Released May 31, 2013

Do you believe in magic?

That was the opening line and title, as many music fans know, of a peppy 1960s hit by The Lovin’ Spoonful. It’s also the question at the hocus-pocus, hi-jinxed heart of this movie about a group of dazzling young performers that the FBI believes may actually be thieves with more than one trick up their sneaky sleeves.

Jesse Eisenberg, Woody Harrelson, Dave Franco and Isla Fisher play the magicians, known as the Four Horsemen, who’ve become sensations for their sell-out shows, which combine baffling feats of hypnotism, levitation, vanishing and reappearing, and always end with a fat payoff: hundreds, thousands, or even millions of dollars, given away to the audience and apparently stolen—poof, just like that—from banks that might be thousands of miles away.

Agent Dylan Rhodes (Mark Ruffalo), with a special assist from a beautiful French Interpol officer (Mélanie Laurent from “Inglourious Basterds”), smells a rat. He turns to Thaddeus Bradley (Morgan Freeman), a TV and DVD personality who’s made his fortune exposing the fakery of famous magicians.

Another acting veteran, Michael Caine, plays the Horsemen’s wealthy sponsor, with a sizeable bank account that stands to get even fatter if he can prevent Freeman’s character from cracking his act’s secrets.

But no one can figure out the identity of the Horsemen’s anonymous benefactor, the “designer” of the act itself. Who’s behind the trickery—or the larceny? These four former “street magicians” certainly didn’t rocket to overnight superstardom by themselves.

And then there’s the theory that the Horsemen aren’t crooks, but initiates of an ancient mythic ritual using magic to “even the scales of justice.”

Do you believe in magic, indeed?

It’s a slick little cat-and-mouse caper wrapped around a novel idea, and the likeable cast runs with the fun, sometimes literally. There’s a fast-paced chase through a New York apartment building that includes a dual drop down a trash chute and then into the streets, where the action continues in cars. Another foot pursuit takes place on the crowded, reveler-filled alleyways of New Orleans.

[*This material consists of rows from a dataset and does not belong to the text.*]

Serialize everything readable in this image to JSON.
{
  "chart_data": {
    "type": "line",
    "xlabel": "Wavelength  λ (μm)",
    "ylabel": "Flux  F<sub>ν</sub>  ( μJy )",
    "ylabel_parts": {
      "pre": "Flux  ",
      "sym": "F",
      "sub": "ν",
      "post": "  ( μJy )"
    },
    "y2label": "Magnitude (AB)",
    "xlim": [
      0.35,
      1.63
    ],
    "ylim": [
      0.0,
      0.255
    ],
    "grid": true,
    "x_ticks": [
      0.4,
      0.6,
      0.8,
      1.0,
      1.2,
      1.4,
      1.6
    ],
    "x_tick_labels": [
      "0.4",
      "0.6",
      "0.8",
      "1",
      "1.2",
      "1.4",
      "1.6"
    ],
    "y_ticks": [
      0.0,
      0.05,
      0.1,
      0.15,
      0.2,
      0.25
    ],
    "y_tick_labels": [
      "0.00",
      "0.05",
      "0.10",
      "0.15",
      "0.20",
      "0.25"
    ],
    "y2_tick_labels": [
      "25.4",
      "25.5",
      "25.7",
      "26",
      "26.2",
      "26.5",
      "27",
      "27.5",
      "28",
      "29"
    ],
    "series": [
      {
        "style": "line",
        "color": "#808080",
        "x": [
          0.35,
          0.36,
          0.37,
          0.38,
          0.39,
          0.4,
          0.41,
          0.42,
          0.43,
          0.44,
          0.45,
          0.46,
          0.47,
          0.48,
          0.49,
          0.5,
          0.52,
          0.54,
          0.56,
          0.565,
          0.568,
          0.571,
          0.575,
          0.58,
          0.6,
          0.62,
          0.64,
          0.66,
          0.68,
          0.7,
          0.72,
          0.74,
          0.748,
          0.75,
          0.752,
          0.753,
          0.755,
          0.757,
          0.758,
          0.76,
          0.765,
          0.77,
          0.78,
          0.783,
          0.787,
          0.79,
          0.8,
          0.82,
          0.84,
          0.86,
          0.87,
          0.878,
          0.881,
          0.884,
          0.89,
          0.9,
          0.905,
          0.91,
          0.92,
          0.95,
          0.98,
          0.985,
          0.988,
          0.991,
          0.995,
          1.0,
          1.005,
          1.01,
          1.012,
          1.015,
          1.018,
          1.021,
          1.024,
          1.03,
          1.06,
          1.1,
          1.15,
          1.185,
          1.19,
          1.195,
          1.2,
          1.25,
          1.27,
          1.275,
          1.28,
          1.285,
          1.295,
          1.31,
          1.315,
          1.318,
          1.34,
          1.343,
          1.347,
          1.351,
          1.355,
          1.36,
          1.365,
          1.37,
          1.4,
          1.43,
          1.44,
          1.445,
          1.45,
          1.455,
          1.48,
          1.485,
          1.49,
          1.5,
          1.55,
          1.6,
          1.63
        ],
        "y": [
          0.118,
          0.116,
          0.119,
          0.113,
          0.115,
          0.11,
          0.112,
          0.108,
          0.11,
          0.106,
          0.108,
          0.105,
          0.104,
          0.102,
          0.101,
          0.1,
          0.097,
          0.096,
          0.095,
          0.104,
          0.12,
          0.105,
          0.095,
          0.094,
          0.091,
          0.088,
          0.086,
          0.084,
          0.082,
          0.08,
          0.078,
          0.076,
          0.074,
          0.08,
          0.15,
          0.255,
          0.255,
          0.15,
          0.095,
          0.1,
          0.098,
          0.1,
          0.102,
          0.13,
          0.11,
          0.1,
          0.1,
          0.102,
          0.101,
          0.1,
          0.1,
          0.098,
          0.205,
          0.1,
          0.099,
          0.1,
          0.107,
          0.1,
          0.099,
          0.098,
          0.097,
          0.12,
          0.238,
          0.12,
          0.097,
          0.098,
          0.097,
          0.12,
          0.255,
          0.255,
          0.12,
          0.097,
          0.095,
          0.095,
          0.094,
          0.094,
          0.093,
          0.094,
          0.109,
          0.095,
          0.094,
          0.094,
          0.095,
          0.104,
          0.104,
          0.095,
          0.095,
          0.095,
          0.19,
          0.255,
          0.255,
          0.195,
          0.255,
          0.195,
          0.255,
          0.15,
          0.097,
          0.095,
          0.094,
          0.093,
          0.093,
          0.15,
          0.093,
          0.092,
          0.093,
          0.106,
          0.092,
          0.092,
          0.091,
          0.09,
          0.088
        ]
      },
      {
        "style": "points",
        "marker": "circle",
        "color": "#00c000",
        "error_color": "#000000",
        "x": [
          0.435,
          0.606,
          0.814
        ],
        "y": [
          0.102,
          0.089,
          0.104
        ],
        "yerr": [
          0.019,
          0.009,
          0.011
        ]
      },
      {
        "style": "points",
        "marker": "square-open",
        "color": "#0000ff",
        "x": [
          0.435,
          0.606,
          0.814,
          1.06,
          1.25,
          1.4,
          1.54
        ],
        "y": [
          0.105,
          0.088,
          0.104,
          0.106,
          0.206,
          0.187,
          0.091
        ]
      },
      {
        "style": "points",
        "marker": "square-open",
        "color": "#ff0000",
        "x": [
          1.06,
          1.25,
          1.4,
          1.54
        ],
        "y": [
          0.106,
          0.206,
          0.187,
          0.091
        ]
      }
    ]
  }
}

Anyone who likes magic will enjoy how much the movie dwells on the conjurer’s art, depicting a spectrum of tricks and illusions—and, in some cases, revealing how they’re done.

But the movie’s real secret, however, is the one that it keeps until the very end, a surprising revelation that finally sorts out who’s who and what’s what.

With a cool cast, a twisty-turny plot, and a fresh, feisty spin on disappearing bunnies and musty old pick-a-card routines, “Now You See Me” might just be the rare movie about magicians to make cash registers do a serious ring at the box office. If it can do that, that’ll be its best trick of all.